Connection created -> Websocket connecting to database -> Closing unhealthy connection after timeout -> Closing realtime connection -> Shutting down all connections -> Websocket is being closed -> Websocket connection was disconnected.
The culprit to our strange network issue turned out to be the minimum ports per VM on our Cloud NAT gateway. Initially, Cloud NAT was ruled out as an obvious issue since we erroneously assumed having Stackdriver logging on would surface any errors to the Error Reporting console. We also falsely assumed that the NAT gateway will autoscale and manage the settings on its own.
But when we clicked on the Stackdriver logs, we saw a barrage of
allocation_status: "DROPPED" to a Google IP (Firebase). Since we were using the default settings when we provisioned the NAT via Terraform, the minimum ports per VM instance were just 64 when we were attempting to make far greater connections to Firebase.

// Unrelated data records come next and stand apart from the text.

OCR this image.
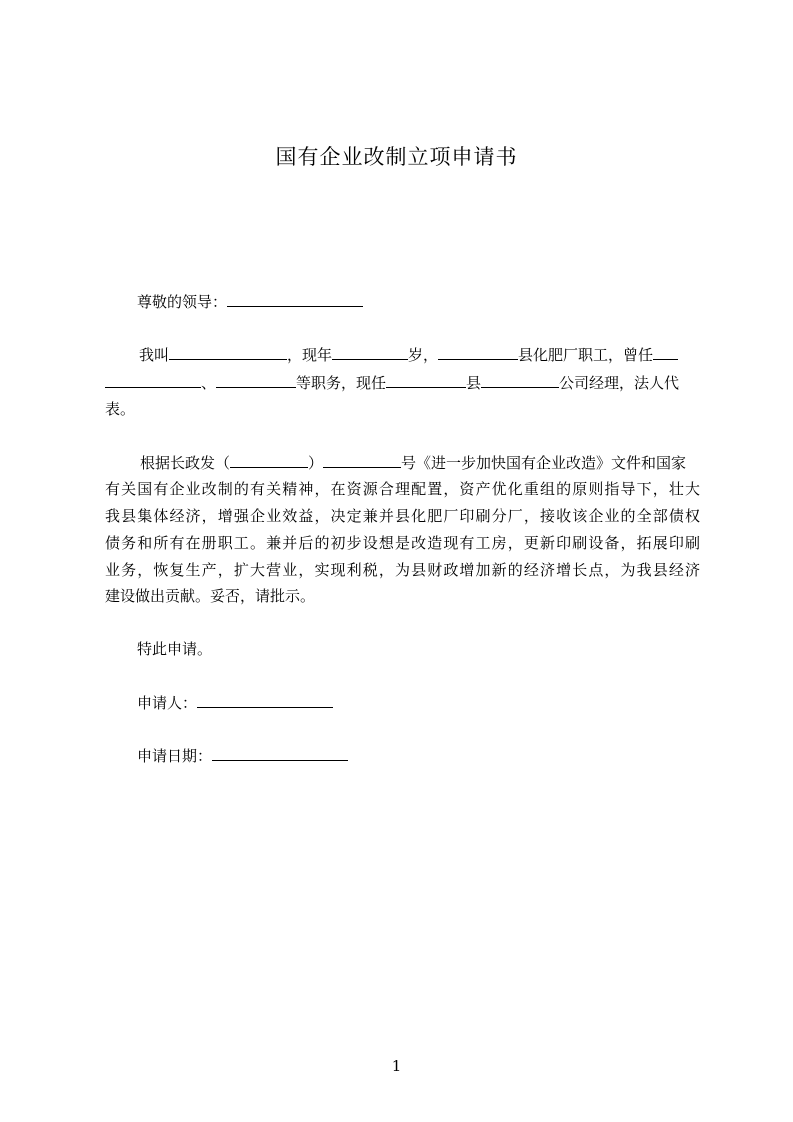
国有企业改制立项申请书
尊敬的领导：
我叫	，现年	岁，	县化肥厂职工，曾任
、	等职务，现任	县	公司经理，法人代
表。
根据长政发（	）	号《进一步加快国有企业改造》文件和国家
有关国有企业改制的有关精神，在资源合理配置，资产优化重组的原则指导下，壮大
我县集体经济，增强企业效益，决定兼并县化肥厂印刷分厂，接收该企业的全部债权
债务和所有在册职工。兼并后的初步设想是改造现有工房，更新印刷设备，拓展印刷
业务，恢复生产，扩大营业，实现利税，为县财政增加新的经济增长点，为我县经济
建设做出贡献。妥否，请批示。
特此申请。
申请人：
申请日期：
1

Each Cloud NAT IP allows up to 64000 ports to be opened (2¹⁶-1 available ports minus reserved IPs), and minimum ports per VM determines how many VMs the NAT gateway can support. So the default setting allows 64000/64 = 1000 VMs, but each pod inside the nodes can only use 64 TCP connections to different IP addresses. As we were nowhere close to using 1000 GKE nodes, we could adjust the minimum ports setting to a higher value.

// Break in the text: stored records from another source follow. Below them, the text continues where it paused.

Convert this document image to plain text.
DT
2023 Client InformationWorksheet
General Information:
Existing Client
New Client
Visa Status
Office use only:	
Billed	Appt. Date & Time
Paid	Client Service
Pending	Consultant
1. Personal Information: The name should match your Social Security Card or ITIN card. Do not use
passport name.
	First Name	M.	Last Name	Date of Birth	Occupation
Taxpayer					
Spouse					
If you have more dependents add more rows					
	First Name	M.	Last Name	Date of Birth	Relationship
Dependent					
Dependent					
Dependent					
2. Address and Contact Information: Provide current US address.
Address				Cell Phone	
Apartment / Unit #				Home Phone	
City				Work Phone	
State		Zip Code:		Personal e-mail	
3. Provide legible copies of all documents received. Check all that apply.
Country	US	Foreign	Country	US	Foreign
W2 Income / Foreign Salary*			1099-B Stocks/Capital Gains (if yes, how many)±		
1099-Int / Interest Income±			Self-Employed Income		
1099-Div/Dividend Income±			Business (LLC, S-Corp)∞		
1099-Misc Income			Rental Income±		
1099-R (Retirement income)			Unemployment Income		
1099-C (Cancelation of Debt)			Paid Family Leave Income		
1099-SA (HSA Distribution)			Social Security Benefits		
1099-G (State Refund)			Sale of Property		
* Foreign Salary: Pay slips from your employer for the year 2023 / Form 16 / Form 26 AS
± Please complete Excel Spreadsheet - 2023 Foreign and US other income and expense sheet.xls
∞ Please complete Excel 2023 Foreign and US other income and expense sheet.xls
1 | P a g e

Immediately after raising the minimum ports per VM, P99 duration dropped to 100–200ms, and ECONNRESETS disappeared 🎉🎉🎉
Previously, we were not running into this issue as we had a single Firebase database instance (one IP addresses). After sharding though, we now had n-IP addresses that each server was potentially accessing to fetch data. Our APM tool also caused us to export data to an external source, consuming more available ports.

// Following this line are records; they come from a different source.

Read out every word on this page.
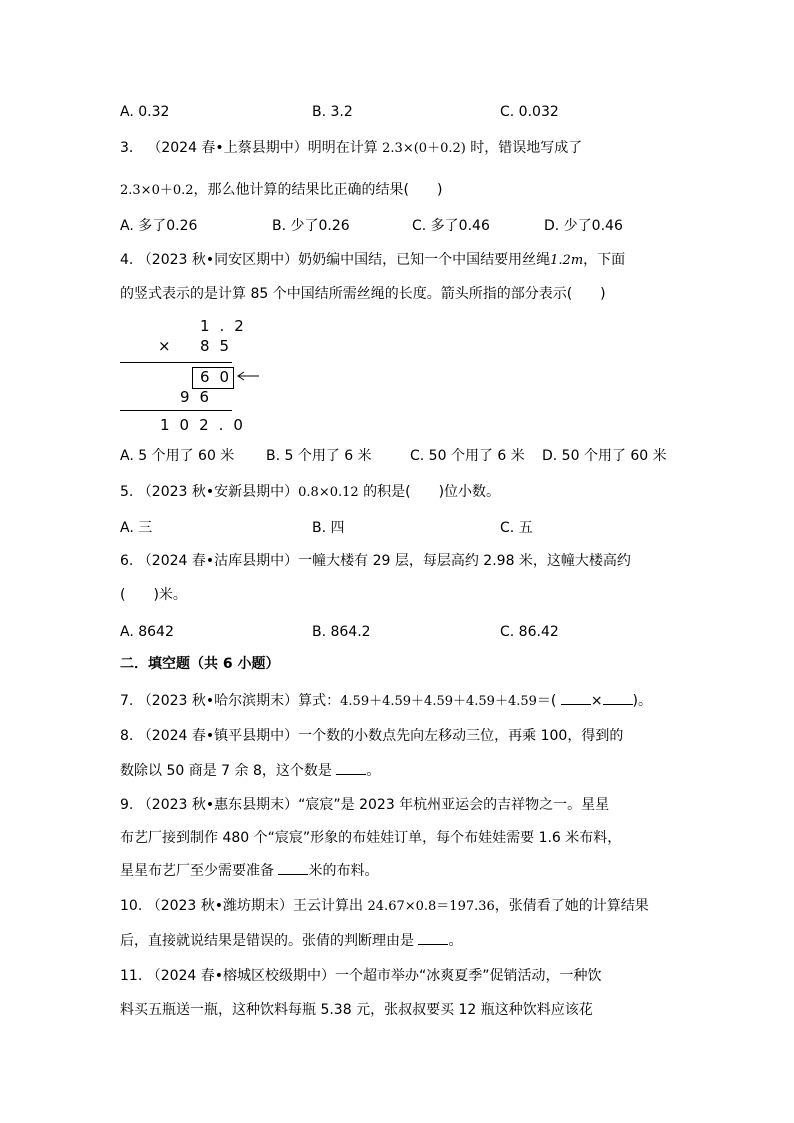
A. 0.32	B. 3.2	C. 0.032
3． （2024 春•上蔡县期中）明明在计算 2.3×(0＋0.2) 时，错误地写成了
2.3×0＋0.2，那么他计算的结果比正确的结果(　　)
A. 多了0.26	B. 少了0.26	C. 多了0.46	D. 少了0.46
4. （2023 秋•同安区期中）奶奶编中国结，已知一个中国结要用丝绳1.2m，下面
的竖式表示的是计算 85 个中国结所需丝绳的长度。箭头所指的部分表示(　　)
1.2
× 85
60
96
102.0
A. 5 个用了 60 米 B. 5 个用了 6 米	C. 50 个用了 6 米 D. 50 个用了 60 米
5. （2023 秋•安新县期中）0.8×0.12 的积是(　　)位小数。
A. 三	B. 四	C. 五
6. （2024 春•沽库县期中）一幢大楼有 29 层，每层高约 2.98 米，这幢大楼高约
(　　)米。
A. 8642	B. 864.2	C. 86.42
二．填空题（共 6 小题）
7. （2023 秋•哈尔滨期末）算式：4.59＋4.59＋4.59＋4.59＋4.59＝( × )。
8. （2024 春•镇平县期中）一个数的小数点先向左移动三位，再乘 100，得到的
数除以 50 商是 7 余 8，这个数是 。
9. （2023 秋•惠东县期末）“宸宸”是 2023 年杭州亚运会的吉祥物之一。星星
布艺厂接到制作 480 个“宸宸”形象的布娃娃订单，每个布娃娃需要 1.6 米布料，
星星布艺厂至少需要准备 米的布料。
10. （2023 秋•潍坊期末）王云计算出 24.67×0.8＝197.36，张倩看了她的计算结果
后，直接就说结果是错误的。张倩的判断理由是 。
11. （2024 春•榕城区校级期中）一个超市举办“冰爽夏季”促销活动，一种饮
料买五瓶送一瓶，这种饮料每瓶 5.38 元，张叔叔要买 12 瓶这种饮料应该花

To networking experts, our mistake may seem silly. It should have been obvious to check out the status of the NAT gateway in the first place. However, because we investigated Kubernetes and Firebase issues first, we learned a ton about networking within Kubernetes, found and fixed known connection issues using services, and became familiar with debugging tools on Firebase.
Some key takeaways:
- Kubernetes 1.14 or below has an inherent networking issue that is caused by invalid packets being forwarded to pods, causing intermittent connection resets under high load.
- Firebase has a relatively unknown option to enable debug logging to surface more information.
- StackDriver’s Error Reporting tool does not include error logs from some managed services (in our case, Cloud NAT). Users are responsible for monitoring those logs.
- Cloud NAT’s default setting for minimum ports per VM instance may be too low for high traffic applications requiring external internet access. Until Google fully integrates Firebase to GCP or provides a private connector, calls to Firebase is treated as external traffic.